<strong>Free energy theoretical calculations of PKA–Kemptide complex formation, and effect of mutation of Kemptide arginines to homoarginines.</strong>

Abstract

Protein kinases (PKs) constitute a large and diverse family of enzymes that modify other proteins (substrates) by phosphorylation, which is crucial for cell-division regulation, metabolic routes regulation, and many other cellular functions.1 A malfunction in such regulation processes can lead to several diseases like inflammatory disorders, endocrine disorders, and cancer. It is well known that PKs are highly selective during the substrate recognition process, and this selectivity is mainly associated to the chemical forces between the binding site of the protein and the sequence in the surroundings of the local phosphorylation site of the protein substrate.

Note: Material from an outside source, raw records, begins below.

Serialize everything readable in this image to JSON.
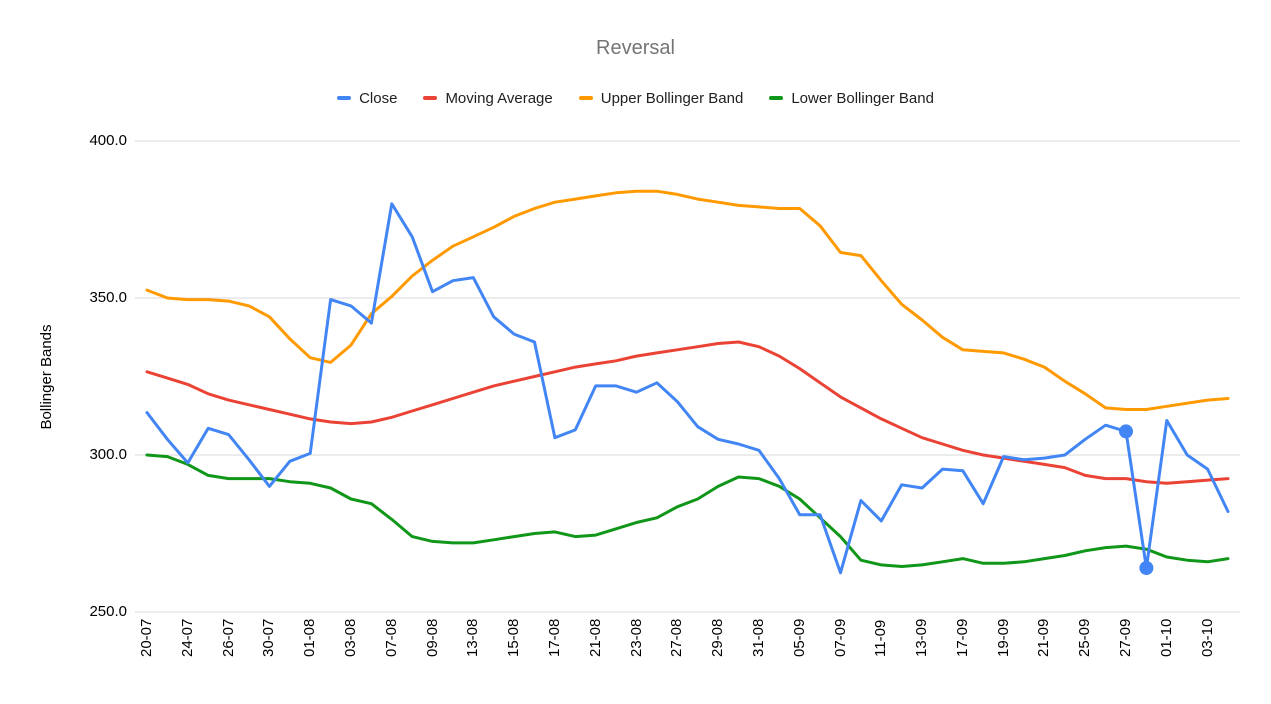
{
  "title": "Reversal",
  "legend": {
    "items": [
      {
        "label": "Close",
        "color": "#4285F4"
      },
      {
        "label": "Moving Average",
        "color": "#EA4335"
      },
      {
        "label": "Upper Bollinger Band",
        "color": "#FF9900"
      },
      {
        "label": "Lower Bollinger Band",
        "color": "#109618"
      }
    ]
  },
  "y_axis": {
    "title": "Bollinger Bands",
    "ticks": [
      {
        "label": "400.0",
        "value": 400
      },
      {
        "label": "350.0",
        "value": 350
      },
      {
        "label": "300.0",
        "value": 300
      },
      {
        "label": "250.0",
        "value": 250
      }
    ]
  },
  "chart_data": {
    "type": "line",
    "title": "Reversal",
    "ylabel": "Bollinger Bands",
    "ylim": [
      250,
      400
    ],
    "grid": true,
    "legend_position": "top",
    "x_tick_labels": [
      "20-07",
      "24-07",
      "26-07",
      "30-07",
      "01-08",
      "03-08",
      "07-08",
      "09-08",
      "13-08",
      "15-08",
      "17-08",
      "21-08",
      "23-08",
      "27-08",
      "29-08",
      "31-08",
      "05-09",
      "07-09",
      "11-09",
      "13-09",
      "17-09",
      "19-09",
      "21-09",
      "25-09",
      "27-09",
      "01-10",
      "03-10"
    ],
    "label_every_n_points": 2,
    "n_points": 54,
    "series": [
      {
        "name": "Close",
        "color": "#4285F4",
        "values": [
          313.5,
          305,
          297.5,
          308.5,
          306.5,
          298.5,
          290,
          298,
          300.5,
          349.5,
          347.5,
          342,
          380,
          369.5,
          352,
          355.5,
          356.5,
          344,
          338.5,
          336,
          305.5,
          308,
          322,
          322,
          320,
          323,
          317,
          309,
          305,
          303.5,
          301.5,
          292.5,
          281,
          281,
          262.5,
          285.5,
          279,
          290.5,
          289.5,
          295.5,
          295,
          284.5,
          299.5,
          298.5,
          299,
          300,
          305,
          309.5,
          307.5,
          264,
          311,
          300,
          295.5,
          282
        ]
      },
      {
        "name": "Moving Average",
        "color": "#EA4335",
        "values": [
          326.5,
          324.5,
          322.5,
          319.5,
          317.5,
          316,
          314.5,
          313,
          311.5,
          310.5,
          310,
          310.5,
          312,
          314,
          316,
          318,
          320,
          322,
          323.5,
          325,
          326.5,
          328,
          329,
          330,
          331.5,
          332.5,
          333.5,
          334.5,
          335.5,
          336,
          334.5,
          331.5,
          327.5,
          323,
          318.5,
          315,
          311.5,
          308.5,
          305.5,
          303.5,
          301.5,
          300,
          299,
          298,
          297,
          296,
          293.5,
          292.5,
          292.5,
          291.5,
          291,
          291.5,
          292,
          292.5
        ]
      },
      {
        "name": "Upper Bollinger Band",
        "color": "#FF9900",
        "values": [
          352.5,
          350,
          349.5,
          349.5,
          349,
          347.5,
          344,
          337,
          331,
          329.5,
          335,
          345,
          350.5,
          357,
          362,
          366.5,
          369.5,
          372.5,
          376,
          378.5,
          380.5,
          381.5,
          382.5,
          383.5,
          384,
          384,
          383,
          381.5,
          380.5,
          379.5,
          379,
          378.5,
          378.5,
          373,
          364.5,
          363.5,
          355.5,
          348,
          343,
          337.5,
          333.5,
          333,
          332.5,
          330.5,
          328,
          323.5,
          319.5,
          315,
          314.5,
          314.5,
          315.5,
          316.5,
          317.5,
          318
        ]
      },
      {
        "name": "Lower Bollinger Band",
        "color": "#109618",
        "values": [
          300,
          299.5,
          297,
          293.5,
          292.5,
          292.5,
          292.5,
          291.5,
          291,
          289.5,
          286,
          284.5,
          279.5,
          274,
          272.5,
          272,
          272,
          273,
          274,
          275,
          275.5,
          274,
          274.5,
          276.5,
          278.5,
          280,
          283.5,
          286,
          290,
          293,
          292.5,
          290,
          286,
          280,
          274,
          266.5,
          265,
          264.5,
          265,
          266,
          267,
          265.5,
          265.5,
          266,
          267,
          268,
          269.5,
          270.5,
          271,
          270,
          267.5,
          266.5,
          266,
          267
        ]
      }
    ],
    "markers": [
      {
        "series": "Close",
        "index": 48,
        "value": 307.5
      },
      {
        "series": "Close",
        "index": 49,
        "value": 264
      }
    ]
  }
}
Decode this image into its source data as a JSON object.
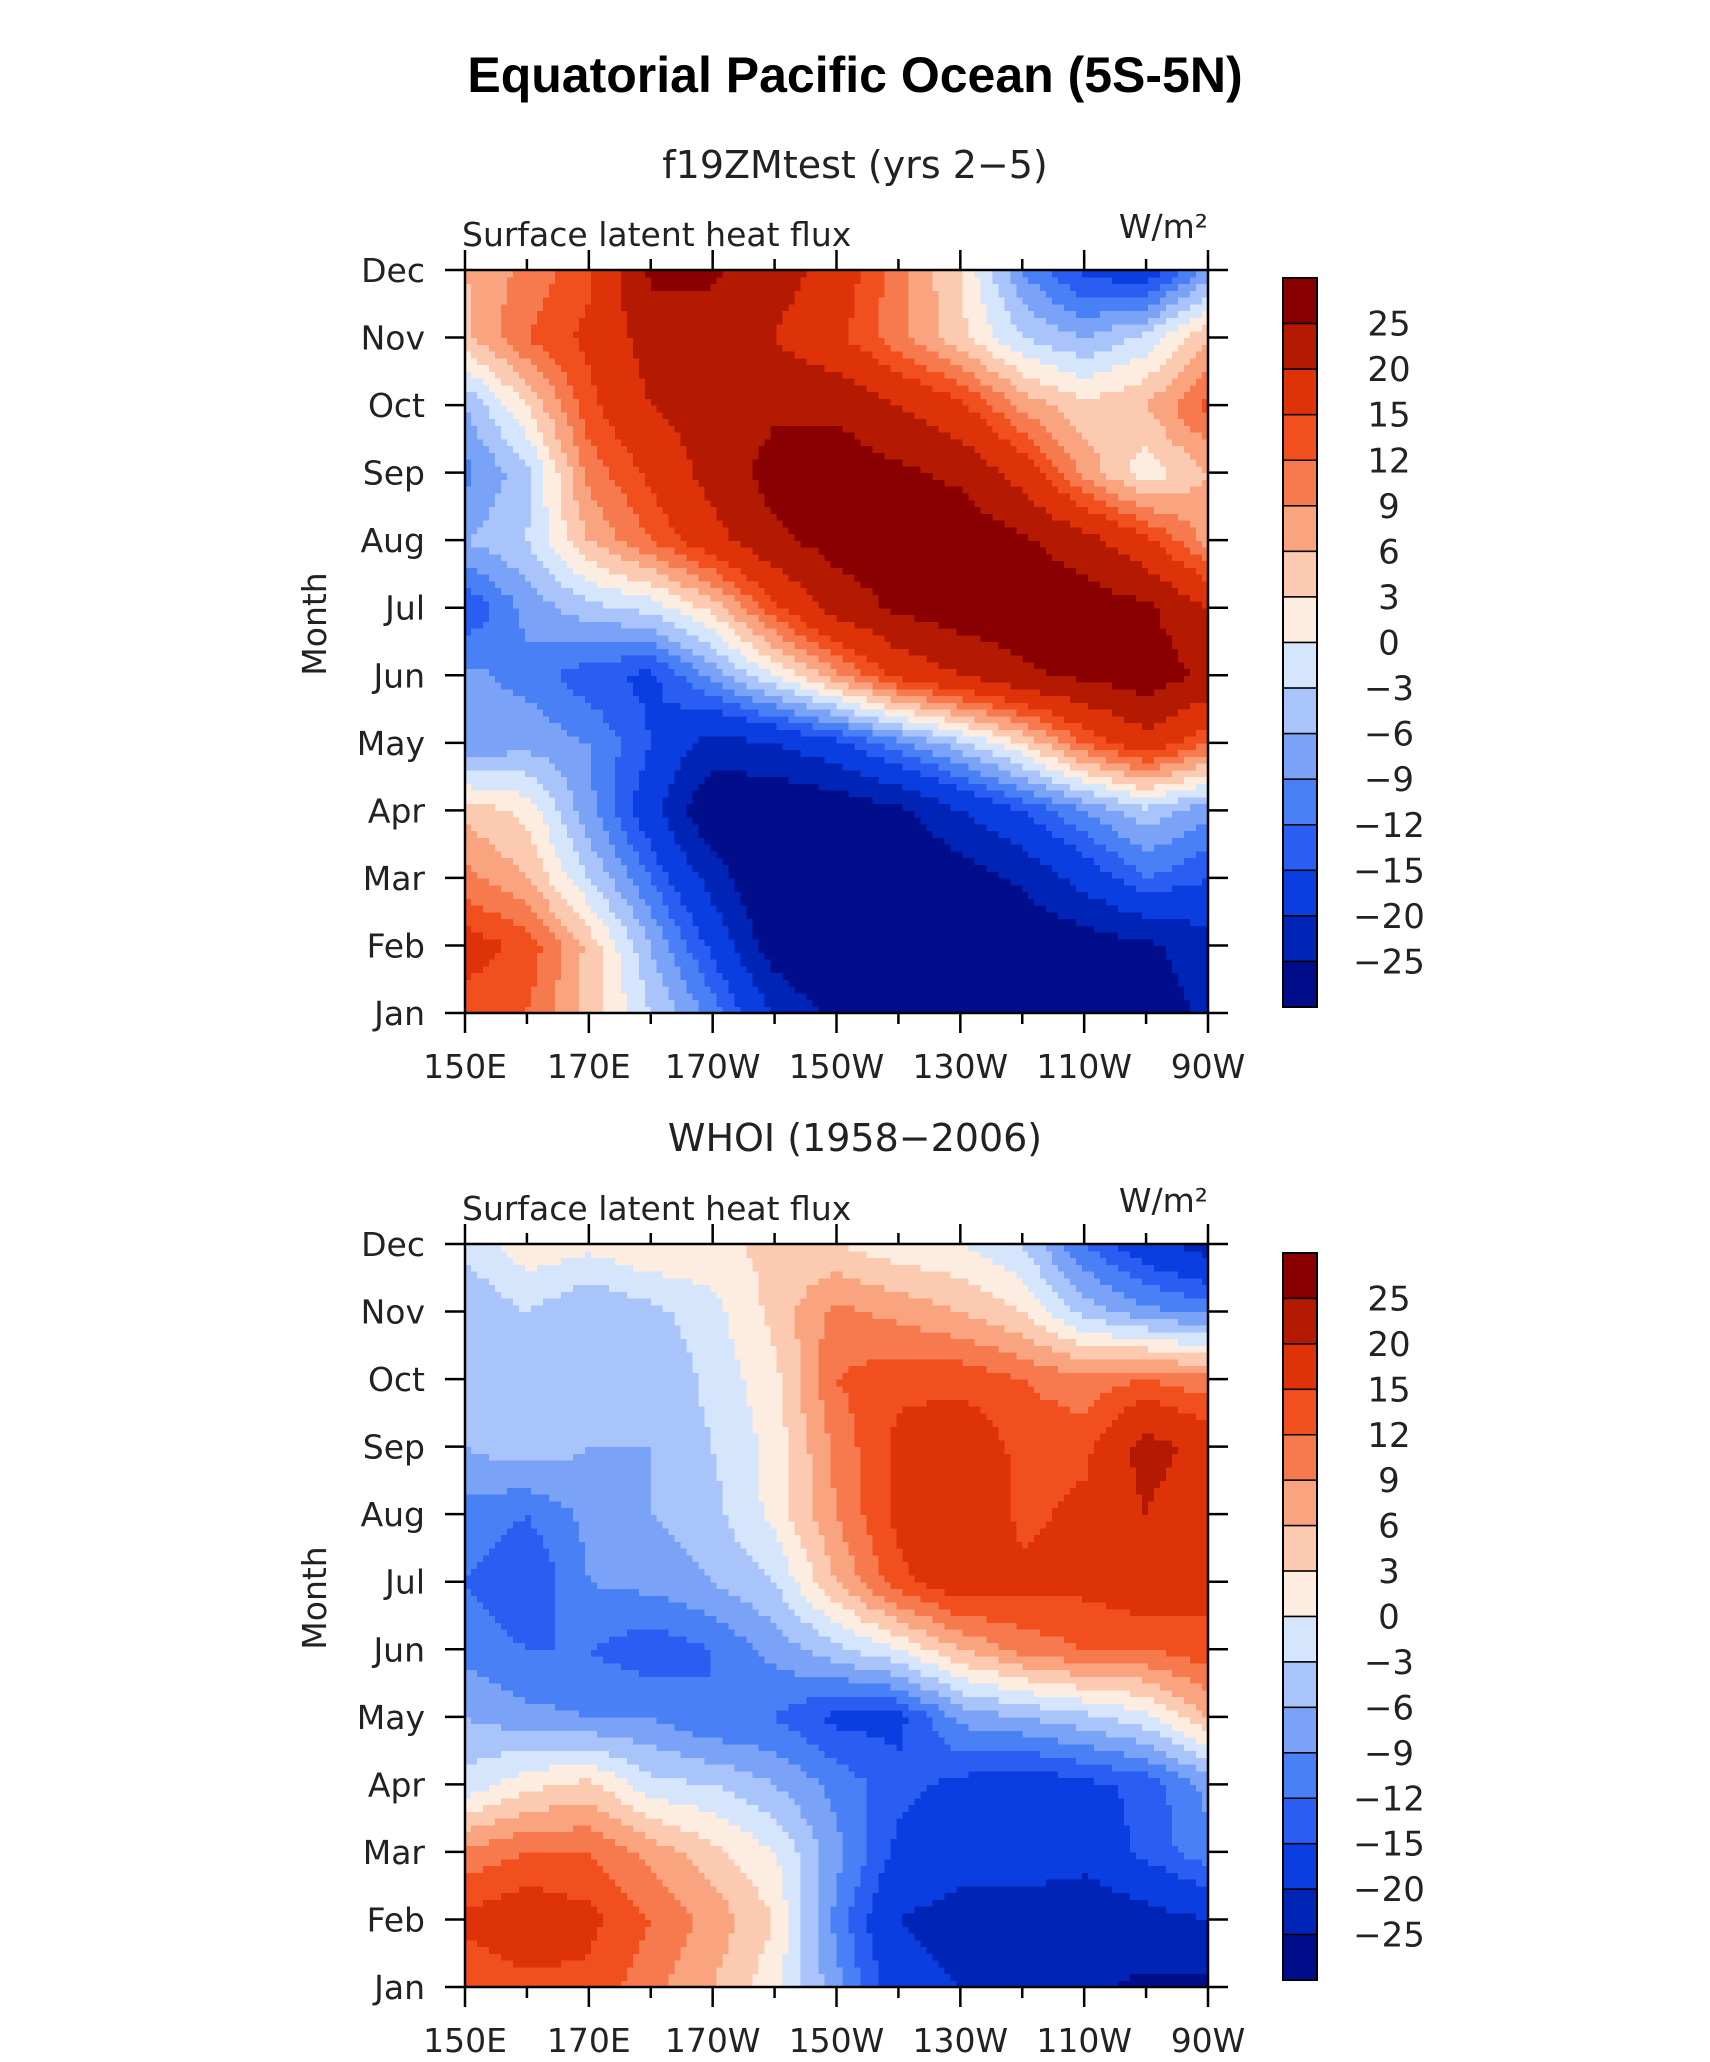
{
  "title": "Equatorial Pacific Ocean (5S-5N)",
  "colors": [
    "#000e8c",
    "#0024b5",
    "#0a3ee0",
    "#2a5ef2",
    "#4a80f5",
    "#7aa2f7",
    "#a8c4fa",
    "#d5e5fc",
    "#fdece0",
    "#fccab0",
    "#f9a47e",
    "#f77a4e",
    "#f24f1e",
    "#de3308",
    "#b41a02",
    "#8a0000"
  ],
  "colorbar": {
    "labels": [
      "25",
      "20",
      "15",
      "12",
      "9",
      "6",
      "3",
      "0",
      "−3",
      "−6",
      "−9",
      "−12",
      "−15",
      "−20",
      "−25"
    ]
  },
  "chart_data": [
    {
      "type": "heatmap",
      "title": "f19ZMtest (yrs 2−5)",
      "variable": "Surface latent heat flux",
      "units": "W/m²",
      "ylabel": "Month",
      "x_ticks": [
        "150E",
        "170E",
        "170W",
        "150W",
        "130W",
        "110W",
        "90W"
      ],
      "y_ticks": [
        "Jan",
        "Feb",
        "Mar",
        "Apr",
        "May",
        "Jun",
        "Jul",
        "Aug",
        "Sep",
        "Oct",
        "Nov",
        "Dec"
      ],
      "x_lon": [
        150,
        160,
        170,
        180,
        190,
        200,
        210,
        220,
        230,
        240,
        250,
        260,
        270
      ],
      "levels": [
        -25,
        -20,
        -15,
        -12,
        -9,
        -6,
        -3,
        0,
        3,
        6,
        9,
        12,
        15,
        20,
        25
      ],
      "values": [
        [
          13,
          12,
          5,
          -3,
          -10,
          -20,
          -27,
          -30,
          -30,
          -30,
          -30,
          -28,
          -24
        ],
        [
          17,
          14,
          5,
          -6,
          -16,
          -28,
          -32,
          -32,
          -32,
          -30,
          -28,
          -26,
          -22
        ],
        [
          10,
          6,
          -3,
          -12,
          -22,
          -32,
          -32,
          -31,
          -28,
          -24,
          -18,
          -12,
          -15
        ],
        [
          5,
          2,
          -8,
          -18,
          -30,
          -30,
          -29,
          -26,
          -20,
          -15,
          -9,
          -4,
          -8
        ],
        [
          -9,
          -7,
          -9,
          -15,
          -22,
          -20,
          -16,
          -10,
          -4,
          3,
          12,
          18,
          12
        ],
        [
          -8,
          -10,
          -14,
          -16,
          -8,
          0,
          8,
          16,
          20,
          24,
          26,
          28,
          24
        ],
        [
          -15,
          -8,
          -4,
          -2,
          4,
          14,
          22,
          26,
          28,
          28,
          28,
          26,
          20
        ],
        [
          -6,
          -3,
          6,
          12,
          18,
          24,
          27,
          28,
          28,
          26,
          22,
          16,
          8
        ],
        [
          -10,
          -4,
          10,
          16,
          22,
          27,
          28,
          26,
          24,
          18,
          8,
          1,
          6
        ],
        [
          -6,
          3,
          14,
          20,
          22,
          24,
          24,
          20,
          16,
          8,
          4,
          6,
          13
        ],
        [
          5,
          12,
          16,
          22,
          22,
          20,
          16,
          10,
          4,
          -3,
          -6,
          -2,
          6
        ],
        [
          6,
          10,
          14,
          26,
          26,
          22,
          18,
          10,
          3,
          -9,
          -16,
          -18,
          -8
        ]
      ]
    },
    {
      "type": "heatmap",
      "title": "WHOI (1958−2006)",
      "variable": "Surface latent heat flux",
      "units": "W/m²",
      "ylabel": "Month",
      "x_ticks": [
        "150E",
        "170E",
        "170W",
        "150W",
        "130W",
        "110W",
        "90W"
      ],
      "y_ticks": [
        "Jan",
        "Feb",
        "Mar",
        "Apr",
        "May",
        "Jun",
        "Jul",
        "Aug",
        "Sep",
        "Oct",
        "Nov",
        "Dec"
      ],
      "x_lon": [
        150,
        160,
        170,
        180,
        190,
        200,
        210,
        220,
        230,
        240,
        250,
        260,
        270
      ],
      "levels": [
        -25,
        -20,
        -15,
        -12,
        -9,
        -6,
        -3,
        0,
        3,
        6,
        9,
        12,
        15,
        20,
        25
      ],
      "values": [
        [
          12,
          14,
          14,
          10,
          6,
          1,
          -8,
          -18,
          -20,
          -22,
          -24,
          -26,
          -26
        ],
        [
          16,
          18,
          16,
          12,
          8,
          3,
          -10,
          -20,
          -22,
          -24,
          -24,
          -22,
          -20
        ],
        [
          10,
          12,
          12,
          8,
          4,
          0,
          -8,
          -16,
          -18,
          -16,
          -18,
          -14,
          -10
        ],
        [
          -2,
          2,
          4,
          -2,
          -3,
          -6,
          -10,
          -14,
          -16,
          -18,
          -16,
          -14,
          -8
        ],
        [
          -6,
          -8,
          -9,
          -9,
          -12,
          -12,
          -16,
          -16,
          -8,
          -6,
          -4,
          -1,
          6
        ],
        [
          -10,
          -12,
          -12,
          -14,
          -12,
          -8,
          -4,
          0,
          6,
          10,
          12,
          12,
          14
        ],
        [
          -12,
          -15,
          -9,
          -8,
          -6,
          -3,
          6,
          14,
          18,
          16,
          16,
          18,
          16
        ],
        [
          -10,
          -12,
          -8,
          -6,
          -4,
          1,
          9,
          16,
          20,
          14,
          16,
          20,
          16
        ],
        [
          -6,
          -4,
          -6,
          -6,
          -3,
          1,
          10,
          16,
          18,
          14,
          14,
          22,
          18
        ],
        [
          -4,
          -3,
          -6,
          -6,
          -2,
          2,
          12,
          14,
          14,
          12,
          10,
          12,
          10
        ],
        [
          -6,
          -3,
          -6,
          -4,
          -1,
          4,
          10,
          8,
          6,
          3,
          -4,
          -8,
          -10
        ],
        [
          -2,
          2,
          1,
          3,
          2,
          4,
          3,
          1,
          0,
          -3,
          -12,
          -18,
          -22
        ]
      ]
    }
  ]
}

In this work, in order to understand the selectivity of PKs for their substrates, we studied the interactions between PKA, a PK whose enzymatic activity is dependent on cellular levels of cyclic AMP, and the substrate Kemptide.2 This substrate is the short synthetic heptapeptide Leu-Arg-Arg-Ala-Ser-Leu-Gly which has good selectivity for PKA. The substitution of either of the two arginine residues by other residues lead to higher apparent KM values than the parent peptide. For instance, when arginines are replaced by the non-natural amino acid homoarginine, which is a very similar residue, the affinity of Kemptide for PKA decreases significantly. Our purpose was to replicate experimental evidences by using a theoretical atomistic protocol. Molecular dynamic (MD) simulations of PKA (Protein Kinase A) forming complexes with the substrate Kemptide and mutants containing homoarginine instead of typical arginines were carried out. The models used to develop this study contains PKA, Kemptide substrate or its mutants, the solvent media, and ionic environment. After MD simulations, computational free energy calculations were developed by using the free energy perturbation (FEP) method implemented in NAMD software. The free energies differences (less than1 kcal/mol) between our calculations and the experimental data indicate that this computational protocol could replicate the experimental thermodynamic differences at atomistic level.